1 It reads as follows: Article 1 “Actions aimed at the physical extermination of some or all of the inhabitants who belong to a national, ethnic, racial or religious group, by killing members of the group, or deliberately inflicting on them torture, serious bodily harm, mental harm; or conditions of life calculated to bring about its physical destruction in whole or in part; forcibly transferring children of the group to another group; and imposing measures intended to prevent births within the group (genocide), shall be punished by imprisonment of from five to ten years and the confiscation of property, or by the death penalty with confiscation of property.” Article 2 “The killing and torturing and deportation of inhabitants of Lithuania committed during the occupation and annexation of Lithuania by Nazi Germany or the USSR shall be classified as the crime of genocide as defined by international law.” Article 3 “The Law on Responsibility for Genocide of Inhabitants of Lithuania may be applied retroactively. There is no statute of limitations to prosecute individuals who have committed acts specified in this Law before [it] came into force.”

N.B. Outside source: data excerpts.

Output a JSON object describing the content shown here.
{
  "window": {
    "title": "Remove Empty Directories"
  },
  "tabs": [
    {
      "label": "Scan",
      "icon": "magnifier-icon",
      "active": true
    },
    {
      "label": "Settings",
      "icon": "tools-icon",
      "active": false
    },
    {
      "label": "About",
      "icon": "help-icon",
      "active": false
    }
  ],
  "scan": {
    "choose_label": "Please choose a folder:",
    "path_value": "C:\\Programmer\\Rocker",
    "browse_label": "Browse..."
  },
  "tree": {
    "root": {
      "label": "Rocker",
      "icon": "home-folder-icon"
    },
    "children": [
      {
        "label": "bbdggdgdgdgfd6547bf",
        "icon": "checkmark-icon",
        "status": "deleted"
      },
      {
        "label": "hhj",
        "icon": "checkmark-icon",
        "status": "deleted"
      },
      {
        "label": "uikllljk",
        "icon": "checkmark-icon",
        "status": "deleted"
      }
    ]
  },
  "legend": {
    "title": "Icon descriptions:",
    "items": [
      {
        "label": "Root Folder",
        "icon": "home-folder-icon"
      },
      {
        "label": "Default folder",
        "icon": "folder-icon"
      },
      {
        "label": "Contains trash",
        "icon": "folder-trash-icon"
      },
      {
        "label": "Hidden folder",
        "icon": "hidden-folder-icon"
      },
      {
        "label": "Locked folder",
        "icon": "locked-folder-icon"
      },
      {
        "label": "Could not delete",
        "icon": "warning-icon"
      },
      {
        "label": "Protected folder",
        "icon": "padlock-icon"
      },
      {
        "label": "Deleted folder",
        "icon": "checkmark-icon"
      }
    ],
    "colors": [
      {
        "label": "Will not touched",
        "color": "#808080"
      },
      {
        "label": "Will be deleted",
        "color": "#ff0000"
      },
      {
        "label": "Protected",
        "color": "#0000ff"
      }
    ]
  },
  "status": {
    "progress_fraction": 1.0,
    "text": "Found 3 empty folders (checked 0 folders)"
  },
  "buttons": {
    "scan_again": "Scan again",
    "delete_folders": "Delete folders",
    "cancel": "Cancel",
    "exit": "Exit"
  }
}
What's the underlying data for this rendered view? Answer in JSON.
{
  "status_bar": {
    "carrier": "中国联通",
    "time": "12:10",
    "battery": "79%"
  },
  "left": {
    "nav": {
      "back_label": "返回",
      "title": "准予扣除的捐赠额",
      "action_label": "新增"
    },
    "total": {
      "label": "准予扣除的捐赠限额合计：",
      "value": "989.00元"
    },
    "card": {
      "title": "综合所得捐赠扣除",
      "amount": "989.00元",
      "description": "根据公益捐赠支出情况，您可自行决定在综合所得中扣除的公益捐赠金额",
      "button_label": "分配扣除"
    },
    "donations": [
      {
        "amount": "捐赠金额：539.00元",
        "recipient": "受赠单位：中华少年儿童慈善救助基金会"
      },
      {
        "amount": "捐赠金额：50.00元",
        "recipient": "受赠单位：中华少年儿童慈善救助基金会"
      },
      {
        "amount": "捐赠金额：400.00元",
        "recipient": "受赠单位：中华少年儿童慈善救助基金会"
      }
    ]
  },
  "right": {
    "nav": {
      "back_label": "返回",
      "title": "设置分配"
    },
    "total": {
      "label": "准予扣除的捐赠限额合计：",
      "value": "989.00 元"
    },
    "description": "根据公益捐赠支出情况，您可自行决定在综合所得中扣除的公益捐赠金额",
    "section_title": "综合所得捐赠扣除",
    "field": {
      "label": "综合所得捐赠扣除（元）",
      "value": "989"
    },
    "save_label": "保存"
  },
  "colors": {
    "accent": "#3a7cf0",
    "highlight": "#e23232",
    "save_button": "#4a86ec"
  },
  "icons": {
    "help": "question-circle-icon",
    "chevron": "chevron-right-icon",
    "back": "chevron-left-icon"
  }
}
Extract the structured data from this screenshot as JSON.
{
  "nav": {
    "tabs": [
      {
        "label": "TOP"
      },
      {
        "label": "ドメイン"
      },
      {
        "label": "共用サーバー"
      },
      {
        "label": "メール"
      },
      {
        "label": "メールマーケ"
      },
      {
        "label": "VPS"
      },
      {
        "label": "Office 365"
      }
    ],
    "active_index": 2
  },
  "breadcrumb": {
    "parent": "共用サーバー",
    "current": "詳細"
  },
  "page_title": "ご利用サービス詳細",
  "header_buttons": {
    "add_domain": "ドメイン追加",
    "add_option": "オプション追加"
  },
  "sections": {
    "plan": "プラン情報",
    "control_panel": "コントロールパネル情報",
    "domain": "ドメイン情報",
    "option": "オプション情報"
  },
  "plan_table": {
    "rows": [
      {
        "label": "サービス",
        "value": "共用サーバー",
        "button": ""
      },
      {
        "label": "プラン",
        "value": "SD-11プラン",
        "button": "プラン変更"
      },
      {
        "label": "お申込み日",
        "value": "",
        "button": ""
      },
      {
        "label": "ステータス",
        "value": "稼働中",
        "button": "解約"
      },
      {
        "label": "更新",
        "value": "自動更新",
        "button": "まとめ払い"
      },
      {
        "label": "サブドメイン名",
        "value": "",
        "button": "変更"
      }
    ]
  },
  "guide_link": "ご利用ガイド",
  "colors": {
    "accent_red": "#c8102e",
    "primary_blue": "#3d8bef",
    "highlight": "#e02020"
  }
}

2 The provisions of the latter stipulated: Article 49. Statute of Limitations: “5. There is no statute of limitations for genocide. Those convicted of genocide may not be relieved from serving sentences by amnesty.” Article 71. Genocide: “1. Actions aimed at the physical extermination of some or all of the inhabitants who belong to a national, ethnical, racial, religious, social or political group, consisting of cruel torture of members of the group, serious bodily harm, or harming mental development; or deliberately inflicting on the group conditions of life calculated to bring about its physical destruction in whole or in part; forcibly transferring children of the group to another group; or imposing measures intended to prevent births within the group, shall be punishable by imprisonment of from five to twenty years. 2. Actions enumerated in paragraph 1 of the Article which result in murder, also organizing and leading actions enumerated in paragraphs 1 and 2, shall be punishable by imprisonment of from ten to twenty years or by death.”

3 There is another suggestion, that the word genocide was created in winter of 1942 (Irvin-Erickson Reference Irvin-Erickson2017, 1).